Examples of stimuli and analysis flowchart. a Examples of video stimuli. Three participant groups with equal number watched videos of three different action-shape correspondence rules to make meaningless shapes fully matched at the group level. b Examples of meaningless shapes used in the videos. Left panel, the outline shapes; Middle panel, the interior meaningless shapes; right panel, combined meaningless shape exemplars. All video stimuli were shown in Supplemental files. c Flowchart of FC analyses. Step 1 was ROI definition: the manipulation- or social-communicative-action system were defined by the two types of action perception comparison maps during video-watching using leave-one-participant out methods, the classical ventral object perception ROIs were defined by Neurosynth meta-analyses and the VOTC mask was defined from our previous study57. Step 2 was to compute FCs with social- or manipulation-action systems under different task conditions for each Neurosynth-defined ROI or each VOTC voxel. Different colored curves represent time series extraction in different conditions of the ROIs: light blue = manipulation-action perception; light green = social-communicative-action perception. Step 3 was an ANOVA of the four FC measures (the two action systems × two action conditions). MA manipulation-actions, SA social-communicative-actions.

FC analyses: communication pattern between the domain-specific action perception system and the ventral object perception regions

To explore whether and how the action perception system communicates with the ventral object perception regions in a domain-specific manner, we calculated the FC strength between the two action systems obtained for each participant (see “Methods” section) and VOTC in different task conditions. That is, for each Neurosynth-defined object domain ROI (in the ROI analysis) or each VOTC voxel (in the whole VOTC mask analysis) we obtained four FC measures: FC strength with the two action systems (social-communicative-action and manipulation-action) in the two video conditions (social-communicative-action perception; manipulation-action perception) and applied a 2 × 2 repeated-measure ANOVA (Fig. 2c). Only those results showing statistical significance are reported below.

ROI analysis results

To examine whether action perception system connected with ventral object perception regions in a domain-specific manner from a theory-driven perspective, analyses were carried out on VOTC ROIs showing face- or tool-preferring activations, defined by Neurosynth meta-analyses (Fig. 3, Supplementary Table S4; see also Methods). Face preferring ROI (bilateral FFA) and tool preferring ROI (left LOTC) showed significant interaction effects between action perception system and action viewing conditions (left FFA, F(35) = 7.699, p = 0.009; right FFA, F(35) = 8.773, p = 0.005; left LOTC, F(35) = 11.581, p = 0.002). Tests of simple effects revealed that FFA significantly increased their FCs with the social-communicative-action system during social-communicative-action perception condition compared to the manipulation-action perception condition, with the right FFA reaching corrected threshold (green bar > blue bar for social-communicative-action system in Fig. 3a,b; left: t(35) = 2.474, uncorrected p = 0.018; right: t(35) = 2.737, adjusted p = 0.039).
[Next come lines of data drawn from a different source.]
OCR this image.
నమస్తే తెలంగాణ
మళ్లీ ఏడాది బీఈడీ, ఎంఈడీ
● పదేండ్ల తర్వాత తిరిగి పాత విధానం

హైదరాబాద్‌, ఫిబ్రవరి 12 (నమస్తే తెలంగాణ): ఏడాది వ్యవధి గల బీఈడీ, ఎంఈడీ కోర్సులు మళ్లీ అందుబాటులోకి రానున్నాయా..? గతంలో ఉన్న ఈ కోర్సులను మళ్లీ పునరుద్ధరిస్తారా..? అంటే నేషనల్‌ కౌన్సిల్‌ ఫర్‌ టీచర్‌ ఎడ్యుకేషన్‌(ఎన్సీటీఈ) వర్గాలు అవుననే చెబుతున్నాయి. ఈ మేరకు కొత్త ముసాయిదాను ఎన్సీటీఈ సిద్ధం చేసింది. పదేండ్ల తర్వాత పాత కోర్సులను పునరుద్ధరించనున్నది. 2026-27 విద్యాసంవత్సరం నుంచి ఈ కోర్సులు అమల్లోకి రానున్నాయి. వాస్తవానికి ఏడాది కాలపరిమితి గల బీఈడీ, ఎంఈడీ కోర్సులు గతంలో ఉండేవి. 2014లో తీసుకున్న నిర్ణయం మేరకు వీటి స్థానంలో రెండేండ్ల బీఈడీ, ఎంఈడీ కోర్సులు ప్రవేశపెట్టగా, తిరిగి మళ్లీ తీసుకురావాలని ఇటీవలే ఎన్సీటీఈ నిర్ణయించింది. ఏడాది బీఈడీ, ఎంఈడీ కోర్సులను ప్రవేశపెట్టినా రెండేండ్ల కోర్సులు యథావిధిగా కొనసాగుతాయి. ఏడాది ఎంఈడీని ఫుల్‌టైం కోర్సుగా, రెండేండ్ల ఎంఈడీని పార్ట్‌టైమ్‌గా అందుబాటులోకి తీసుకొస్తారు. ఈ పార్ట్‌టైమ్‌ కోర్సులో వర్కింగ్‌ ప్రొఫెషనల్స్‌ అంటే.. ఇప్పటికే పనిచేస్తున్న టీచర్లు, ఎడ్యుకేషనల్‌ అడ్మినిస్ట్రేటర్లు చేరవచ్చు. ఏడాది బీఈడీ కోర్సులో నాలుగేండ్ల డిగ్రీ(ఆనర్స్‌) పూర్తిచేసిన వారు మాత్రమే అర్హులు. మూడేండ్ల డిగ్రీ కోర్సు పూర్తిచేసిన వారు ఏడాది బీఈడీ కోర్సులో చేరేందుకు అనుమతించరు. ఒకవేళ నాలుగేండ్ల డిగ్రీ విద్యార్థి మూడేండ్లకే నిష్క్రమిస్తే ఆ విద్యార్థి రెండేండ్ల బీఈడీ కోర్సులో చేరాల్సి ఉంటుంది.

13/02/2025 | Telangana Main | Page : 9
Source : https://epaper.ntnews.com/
Their connection with the social-communicative-action system was also significantly stronger than with the manipulation-action system in the social-communicative-action perception condition (two green bars in Fig. 3a,b; left: t(35) = 4.878, adjusted p = 9.259 × 10–5; right: t(35) = 5.235, adjusted p = 3.147 × 10–5). The left LOTC showed marginally stronger connections with the manipulation-action system in the manipulation-action perception condition than in the social-communicative-action perception condition (Fig. 3c; t(35) = 2.348, uncorrected p = 0.025). Neither main effects nor interaction effects were found for the left medFG tool-preferring ROI (ps ≥ 0.086; Fig. 3d). As previously mentioned, the right IFG/Prec cluster from the manipulation-action perception system has potential sensitivity to the amount of movement (Supplementary Fig. S5a). We thus excluded this cluster to replicate the ROI analyses and obtained the same pattern of results (Figure S5b–e).

Figure 3
figure 3

Results of Neurosynth-defined ventral ROI-based ANOVA. a,b FC patterns of the face-preferring face fusiform area (FFA): Enhanced connection with the social-communicative-action system in social-communicative-action perception. c FC patterns of the tool-preferring left lateral occipitotemporal cortex (LOTC): Enhanced connection with the manipulation-action system in manipulation-action perception. d FC patterns of the tool-preferring left medial fusiform gyrus (medFG): no interaction effects. We applied tests of simple effects either within the same action system or within the same action condition for the Neurosynth-defined ventral object perception ROIs showing significant interaction effects; lines above bars indicate significant difference between the two bars (black: adjusted p < 0.05; gray: uncorrected p < 0.05). MA manipulation-actions, SA social-communicative-actions.

Whole VOTC mask analysis results

We further checked the whole VOTC mask in a voxel-wise manner. Given the data-driven nature of this analysis, we presented those clusters significant (voxel level p < 0.001, cluster-extent FWE p < 0.05; either main or interaction effects) in both primary and validation analyses (i.e., with or without global signal regression) as the main results to maximize robustness. Full sets of results for each analysis separately are shown in the Supplementary Figs. S7, S8, Tables S2, S3. One cluster encompassing the right inferior temporal gyrus (ITG) and fusiform gyrus (FG) was obtained showing significant interaction (Fig. 4a and Table 2): It connected with the manipulation-action system more strongly in the manipulation-action condition than in the social-communicative-action condition (t(35) = 3.308, adjusted p = 0.009), and with the social-communicative-action system more strongly in the social-communicative-action condition than in the manipulation-action condition [t(35) = 3.636, adjusted p = 0.004].

Figure 4
figure 4

Results of VOTC-based ANOVA. a The right ITG/FG/IOG/MTG cluster showed significant interaction effects between action system and action condition (red; threshold: voxel level p < 0.001, cluster-extent FWE p < 0.05). We applied tests of simple effects either within the same action system or within the same action condition; black lines above bars indicate significant difference between the two bars (adjusted p < 0.05). b The right sTP cluster showed significant main effect of action system without interaction with action conditions (green; threshold: voxel level at p < 0.001, cluster-extent FWE corrected p < 0.05). ITG inferior temporal gyrus, FG fusiform gyrus, IOG inferior occipital gyrus, MTG middle temporal gyrus, sTP superior temporal pole. Note: only clusters significant in both primary and validation analyses (i.e., using data without and with global signal regression) were reported; others are shown in the Supplementary Figs. S7 and S8. MA manipulation-actions, SA social-communicative-actions.

Table 2 Results of VOTC-based ANOVA (domain-action system × domain-action condition).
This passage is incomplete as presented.